Gli articoli si moltiplicano, si ipotizza che si sia suicidato poi che abbia tentato di portare via qualcosa dall'appartamento – forse è da qui che la signora Carlini ha tirato fuori la storia delle prove compromettenti. Il clamore portato da questa morte carica di coincidenze riempie i quotidiani di articoli su Corinna e il suo processo. Poche settimane e lei cambia la sua linea difensiva, ammette di aver voluto coprire lui, si prende l'accusa di intralcio alla giustizia, ma per la stampa è degna di perdono, quasi di ammirazione.
Io non condivido, non le credo. Corinna è una grandissima stronza!
«Che stronza» dico a bassa voce e guardo il livello del vino fresco e frizzantino nella bottiglia. Ce n'è a sufficienza per farmi alleggerire la testa. Infilo in bocca le pillole e bevo.
Qui finisce tutto quello che so su di lui o meglio, qui finisce tutto quello che ho potuto leggere. La parte più interessante, quella che viene dopo, è solo nella mia testa e quella è piena di domande senza risposta. Ho frammenti di ricordi, di sogni che non mi appartengono, erano suoi e sono rimasti a me. Nessuno di essi, però, risponde ad alcuna domanda. Perché è venuto a rifugiarsi nella mia testa? Dov'è stato nei diciotto anni passati dalla sua morte? Quello che ho visto di lui era reale o erano sogni? Chi o cosa cazzo è quel Dentigialli? Cos'ho visto nella pineta che non ricordo? E poi c'è la domanda che mi preme più di tutte: cosa aveva da dirmi di così importante e che io non gli ho lasciato dire?
Porto la bottiglia alle labbra e la trovo vuota. Fanculo, è finito. Mi metto in piedi, mi appoggio contro la parete e anche se mi gira la testa mi godo un altro po' il fresco. Il sonnifero ci mette un po' a fare effetto e non ho nessuna voglia di tornare nel caldo soffocante dell'appartamento.
La città è silenziosa alle quattro e mezzo del mattino. La luce già sta cambiando all'approssimarsi del nuovo giorno e mi fa sentire come sospesa in una strana sorta di limbo, un posto dove Dentigialli sembra più che mai reale.

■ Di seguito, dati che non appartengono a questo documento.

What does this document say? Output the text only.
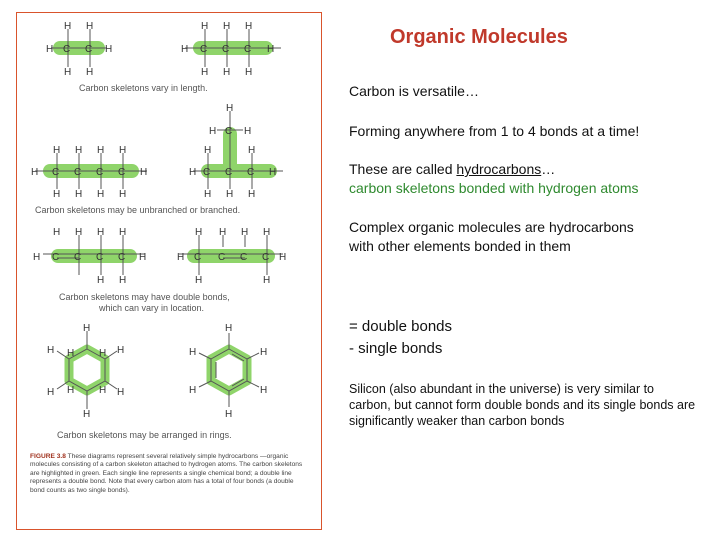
H C C H
H H
H H
H C C C H
H H H
H H H
H C C C C H
H H H H
H H H H
H
H C H
H C C C H
H	H
H H H
H C C C C H
H H H H
H H
H C C C C H
H H H H
H	H
H
H
H
H
H
H
H
H
H
H
H
H
H
H
H
H
Carbon skeletons vary in length.
Carbon skeletons may be unbranched or branched.
Carbon skeletons may have double bonds,
which can vary in location.
Carbon skeletons may be arranged in rings.
FIGURE 3.8 These diagrams represent several relatively simple hydrocarbons —organic molecules consisting of a carbon skeleton attached to hydrogen atoms. The carbon skeletons are highlighted in green. Each single line represents a single chemical bond; a double line represents a double bond. Note that every carbon atom has a total of four bonds (a double bond counts as two single bonds).
Organic Molecules
Carbon is versatile…
Forming anywhere from 1 to 4 bonds at a time!
These are called hydrocarbons…
carbon skeletons bonded with hydrogen atoms
Complex organic molecules are hydrocarbons
with other elements bonded in them
= double bonds
- single bonds
Silicon (also abundant in the universe) is very similar to carbon, but cannot form double bonds and its single bonds are significantly weaker than carbon bonds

«Dove ti ha portato?» domando a bassa voce. «Dove sei Leonardo?»
Mi dà uno strano senso di vuoto pronunciare il suo nome a voce alta. Credo sia la prima volta che lo faccio.
***
Fisso.
Fisso il vetro della finestra, oltre c'è il parco e oltre ancora il cancello.
Sono tranquillo. Tranquillo. Tranquillo, tranquillo come Giovanna accanto a me. Io e Giovanna assieme a fissare.

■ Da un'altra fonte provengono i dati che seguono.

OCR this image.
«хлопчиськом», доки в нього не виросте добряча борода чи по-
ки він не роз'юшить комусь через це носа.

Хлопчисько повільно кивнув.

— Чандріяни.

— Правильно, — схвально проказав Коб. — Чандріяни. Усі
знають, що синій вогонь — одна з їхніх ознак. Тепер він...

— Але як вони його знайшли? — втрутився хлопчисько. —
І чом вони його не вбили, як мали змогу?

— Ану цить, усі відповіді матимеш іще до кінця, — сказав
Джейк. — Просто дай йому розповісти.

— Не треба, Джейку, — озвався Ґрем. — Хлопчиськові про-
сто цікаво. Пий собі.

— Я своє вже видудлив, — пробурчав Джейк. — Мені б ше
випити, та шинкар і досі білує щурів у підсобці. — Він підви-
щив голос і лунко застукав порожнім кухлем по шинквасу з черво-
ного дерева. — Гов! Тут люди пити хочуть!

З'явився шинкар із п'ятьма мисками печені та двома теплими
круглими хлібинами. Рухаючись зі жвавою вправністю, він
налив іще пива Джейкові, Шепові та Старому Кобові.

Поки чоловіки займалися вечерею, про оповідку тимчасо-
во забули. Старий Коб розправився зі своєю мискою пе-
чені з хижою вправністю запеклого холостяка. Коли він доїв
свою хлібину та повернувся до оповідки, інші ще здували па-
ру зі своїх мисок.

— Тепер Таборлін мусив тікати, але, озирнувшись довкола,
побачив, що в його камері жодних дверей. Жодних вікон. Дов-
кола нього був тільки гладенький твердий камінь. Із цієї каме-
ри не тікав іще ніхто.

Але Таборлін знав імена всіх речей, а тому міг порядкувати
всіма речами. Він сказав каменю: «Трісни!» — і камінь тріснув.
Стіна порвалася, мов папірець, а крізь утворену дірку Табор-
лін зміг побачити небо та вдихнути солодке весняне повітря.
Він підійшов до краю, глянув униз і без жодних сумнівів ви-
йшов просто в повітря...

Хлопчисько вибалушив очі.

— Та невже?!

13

Sarebbe tutto bellissimo se non fosse per un pensiero che compare e scompare. Provo a prenderlo, ma sfugge. Qualcosa a proposito di una crepa.
Il cancello è cambiato ancora. Ha messo su due imponenti colonne sormontate da sfere di pietra e le ante si sono coperte di decori in ferro battuto. Si nasconde, cela la sua reale natura. Con tutti quei riccioli vuole apparire innocuo mentre in realtà il suo compito è di intrappolare chiunque lo oltrepassi. Io lo so, ma non so altro, a parte questa cosa della crepa.

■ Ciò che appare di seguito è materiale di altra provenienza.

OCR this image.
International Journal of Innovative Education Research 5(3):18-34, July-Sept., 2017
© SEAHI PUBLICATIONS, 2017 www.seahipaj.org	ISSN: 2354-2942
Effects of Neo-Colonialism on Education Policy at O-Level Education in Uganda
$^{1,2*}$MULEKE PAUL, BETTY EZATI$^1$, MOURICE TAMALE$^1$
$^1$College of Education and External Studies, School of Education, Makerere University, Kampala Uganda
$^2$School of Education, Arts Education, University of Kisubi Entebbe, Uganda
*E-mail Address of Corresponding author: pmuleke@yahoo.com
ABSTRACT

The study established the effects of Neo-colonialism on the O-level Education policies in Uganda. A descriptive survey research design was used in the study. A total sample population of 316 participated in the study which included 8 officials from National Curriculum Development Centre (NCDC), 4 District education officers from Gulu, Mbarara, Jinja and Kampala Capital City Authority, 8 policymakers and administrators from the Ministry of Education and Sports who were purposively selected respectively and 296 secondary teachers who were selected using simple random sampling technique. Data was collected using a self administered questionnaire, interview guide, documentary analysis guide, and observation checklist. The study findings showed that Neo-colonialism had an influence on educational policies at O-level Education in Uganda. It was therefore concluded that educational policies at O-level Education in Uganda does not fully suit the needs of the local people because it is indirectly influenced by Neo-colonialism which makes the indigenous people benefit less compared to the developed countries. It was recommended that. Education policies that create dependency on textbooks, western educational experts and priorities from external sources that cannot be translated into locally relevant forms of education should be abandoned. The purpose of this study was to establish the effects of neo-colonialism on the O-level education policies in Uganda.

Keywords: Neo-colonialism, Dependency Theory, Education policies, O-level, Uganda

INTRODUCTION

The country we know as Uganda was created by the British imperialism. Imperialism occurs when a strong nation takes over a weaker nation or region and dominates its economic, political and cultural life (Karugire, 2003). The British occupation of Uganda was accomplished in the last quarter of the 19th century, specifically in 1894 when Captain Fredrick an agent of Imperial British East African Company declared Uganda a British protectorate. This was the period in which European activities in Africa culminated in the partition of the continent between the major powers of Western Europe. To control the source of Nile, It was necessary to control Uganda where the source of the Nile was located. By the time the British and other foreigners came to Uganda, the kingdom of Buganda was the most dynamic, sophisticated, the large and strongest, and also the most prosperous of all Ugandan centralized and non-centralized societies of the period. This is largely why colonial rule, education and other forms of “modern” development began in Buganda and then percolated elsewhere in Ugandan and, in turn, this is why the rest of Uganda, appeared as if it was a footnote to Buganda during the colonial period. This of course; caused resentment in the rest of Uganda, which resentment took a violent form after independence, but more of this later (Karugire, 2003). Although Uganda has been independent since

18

Com'era? Ah, sì, ecco. La crepa rompe la superficie.
Genni: la crepa si chiama Genni. Di Gennaro Genni. La crepa ha un nome proprio buffo. Ridacchio. Genni si incazzerebbe un bel po' se sapesse che trovo il suo nome così esilarante. Cerco di tornare serio, ma la bumma mi fa ridere un altro po'. Me ne hanno data un bel po'.
Il cancello aspetta Genni e questo non è divertente. Il cancello non ha crepe e non ne vuole in giro. La voglia di ridere mi passa. Torno a fissare.
Il cancello si sta aprendo. Il giorno di visita è appena iniziato.